Zello, a popular push-to-talk voice “walkie talkie” messaging app that enables communication among workers over their smart devices—and includes Restoration Hardware and Uniqlo among its retail customers—announced in March that it was adding a new emergency “panic button” feature to its service. “Zello customers tend to care a lot about their employees’ safety and welfare, so it’s a high priority new feature for us, as clients lean into their emergency responsibilities,” said Bill Moore, Zello CEO, in an interview with LP Magazine.
Once pushed, a high-priority message immediately provides the user’s location and ambient audio to the designated emergency channel. “Most panic buttons don’t have a voice integrator, but if there is an emergency you don’t just want to send an alarm, you want to be able to speak to someone or let the emergency team hear what’s happening,” said Nayeli Cortina, Zello product manager, adding that potential beneficiaries in a retail environment include mall security staff, after-hours stockers, backroom employees, warehouse workers, and individuals who open and close.
Standards for Assessing Safety Devices
Global regulatory standards suggest that a retail security team should make the following consideration if it plans to invest in a lone worker safety device. The lone worker (LW) safety device should:
- Be suitable for the LW environment;
- Be on the correct communications network for the area in which the solitary employee works;
- Have the required functions as defined by a risk assessment;
- Have enough battery capacity for the duration of the job task;
- Have any special functions as required by the lone work task (such as a “man down” function);
- Have the ability, in conjunction with the alarm receiving center, to provide a lone worker’s location; and
- Be provided to lone workers with full training prior to use.
Similarly, the ability to respond in case a solitary worker activates a safety device should undergo evaluation. Will responders be able to pinpoint the LW’s location? Can they listen in when the device activates and talk to the person either directly using the device or by other means such as a cell phone? Are false alerts from the LW device manageable?
7 Best Practices from Safety Experts
Finally, security leaders and safety experts shared some of their favorite safety and security advice for addressing the security of solitary workers:
- Position workers, where possible, in locations of highest visibility.
- Where appropriate, use a security system such as video surveillance cameras, mirrors, observation windows, and so on to put workers who would ordinarily be out of view in view.

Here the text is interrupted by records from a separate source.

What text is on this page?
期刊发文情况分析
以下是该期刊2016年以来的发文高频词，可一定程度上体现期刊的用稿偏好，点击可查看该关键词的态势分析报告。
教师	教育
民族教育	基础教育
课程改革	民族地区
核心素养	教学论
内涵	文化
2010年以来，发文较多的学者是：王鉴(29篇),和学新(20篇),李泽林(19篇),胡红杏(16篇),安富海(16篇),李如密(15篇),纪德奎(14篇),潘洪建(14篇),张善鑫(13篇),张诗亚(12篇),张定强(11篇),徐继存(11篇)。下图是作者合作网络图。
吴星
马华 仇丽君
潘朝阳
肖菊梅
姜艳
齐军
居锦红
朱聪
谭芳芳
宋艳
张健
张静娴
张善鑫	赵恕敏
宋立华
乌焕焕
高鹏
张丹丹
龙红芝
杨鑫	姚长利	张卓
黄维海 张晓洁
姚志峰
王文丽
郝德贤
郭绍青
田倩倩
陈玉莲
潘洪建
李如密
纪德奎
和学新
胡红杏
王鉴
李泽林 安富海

- Talk to employees who work alone about their work. Get their input about the work they do; if, when, and why they feel unsafe; and suggested solutions to their security concerns.
- In your security incident database, include a data field that captures whether the worker was alone at the time of the security incident. You can then run reports to see if working alone is contributing to safety and security incidents and have evidence for the need to change staffing levels or other changes in company policy.
- Make sure supervisors make regular contact with remote or solitary workers. For supervisors who oversee solitary workers, this makes an excellent performance measure.
- If workers are to travel to an area that will be out of cell phone range, provide alternative methods of communication.
- Encourage employees to request assistance from police, security services, or supervisors any time they feel unsafe.